Institute of Neuroscience, Newcastle University, Sir James Spence Institute, Royal Victoria Infirmary, Newcastle upon Tyne, United Kingdom.
Neurorehabil Neural Repair. 2010 Mar-Apr;24(3):225-34. doi: 10.1177/1545968309354534. Epub 2009 Dec 3.
The identification of possible treatment effects against a background of spontaneous recovery is a major challenge to the successful completion of randomized clinical trials (RCTs) in rehabilitation research.
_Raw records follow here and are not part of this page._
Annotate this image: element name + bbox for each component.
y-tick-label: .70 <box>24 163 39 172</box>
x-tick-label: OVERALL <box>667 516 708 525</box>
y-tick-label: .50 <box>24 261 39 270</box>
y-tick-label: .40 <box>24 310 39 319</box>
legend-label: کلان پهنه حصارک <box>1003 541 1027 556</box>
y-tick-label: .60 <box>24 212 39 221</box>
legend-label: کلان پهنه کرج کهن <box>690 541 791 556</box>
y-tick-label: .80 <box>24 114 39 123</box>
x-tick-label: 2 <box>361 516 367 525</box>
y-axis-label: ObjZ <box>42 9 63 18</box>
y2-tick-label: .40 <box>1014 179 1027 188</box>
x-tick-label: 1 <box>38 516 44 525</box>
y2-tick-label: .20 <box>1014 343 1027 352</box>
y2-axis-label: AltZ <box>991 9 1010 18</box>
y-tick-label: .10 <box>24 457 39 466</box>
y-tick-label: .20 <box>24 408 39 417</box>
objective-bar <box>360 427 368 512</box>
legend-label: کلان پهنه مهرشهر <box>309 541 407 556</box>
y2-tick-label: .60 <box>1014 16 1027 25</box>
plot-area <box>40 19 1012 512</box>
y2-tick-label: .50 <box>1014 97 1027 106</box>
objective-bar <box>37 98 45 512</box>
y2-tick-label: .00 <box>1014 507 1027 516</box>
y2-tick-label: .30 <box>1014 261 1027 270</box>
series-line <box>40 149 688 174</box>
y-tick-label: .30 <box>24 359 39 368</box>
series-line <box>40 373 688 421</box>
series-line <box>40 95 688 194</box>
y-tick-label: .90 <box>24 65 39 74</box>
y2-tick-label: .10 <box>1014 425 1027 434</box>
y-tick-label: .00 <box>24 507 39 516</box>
Conventional trial outcomes such as the differences between group means of an outcome measure at a fixed time point are inefficient to an extent that is a major problem, particularly for exploratory studies seeking preliminary evidence of efficacy.
To quantitate gains in study power over conventional fixed-end-point designs by using parametric end points derived from the modeling of the time course of recovery after brain injury.
Nonlinear mixed effects (NLME) modeling of the recovery trajectories of 103 children rehabilitating after traumatic brain injury (TBI) as reflected in serial WeeFIM scores was performed. Pseudoreplicate data sets were generated replicating the statistical characteristics of the original data set, and these formed the basis of clinical trial simulations to derive robust estimates of study power.
Parametric end points derived from modeling of recovery improve study power (and reduce necessary sample size) by up to 5 times in this example.
Parametric end points derived from models of recovery trajectories offer an efficient alternative design for exploratory clinical studies of rehabilitation interventions.
在自发恢复的背景下识别可能的治疗效果,是成功完成康复研究中随机临床试验(RCT)的主要挑战。常规试验结局,如在固定时间点的结局测量组间均值差异,在某种程度上效率低下,这是一个主要问题,特别是对于探索性研究寻求疗效的初步证据。
通过使用源自脑损伤后恢复过程建模的参数终点,量化研究能力相对于传统固定终点设计的提高。
对 103 名创伤性脑损伤(TBI)后康复的儿童的 WeeFIM 评分进行了非线性混合效应(NLME)建模,反映了恢复轨迹。生成了复制原始数据集统计特征的伪重复数据集,并以此为基础进行临床试验模拟,得出研究能力的稳健估计。
在本例中,从恢复建模中得出的参数终点可将研究能力提高(并减少所需的样本量)多达 5 倍。
从恢复轨迹模型中得出的参数终点为康复干预的探索性临床研究提供了一种有效的替代设计。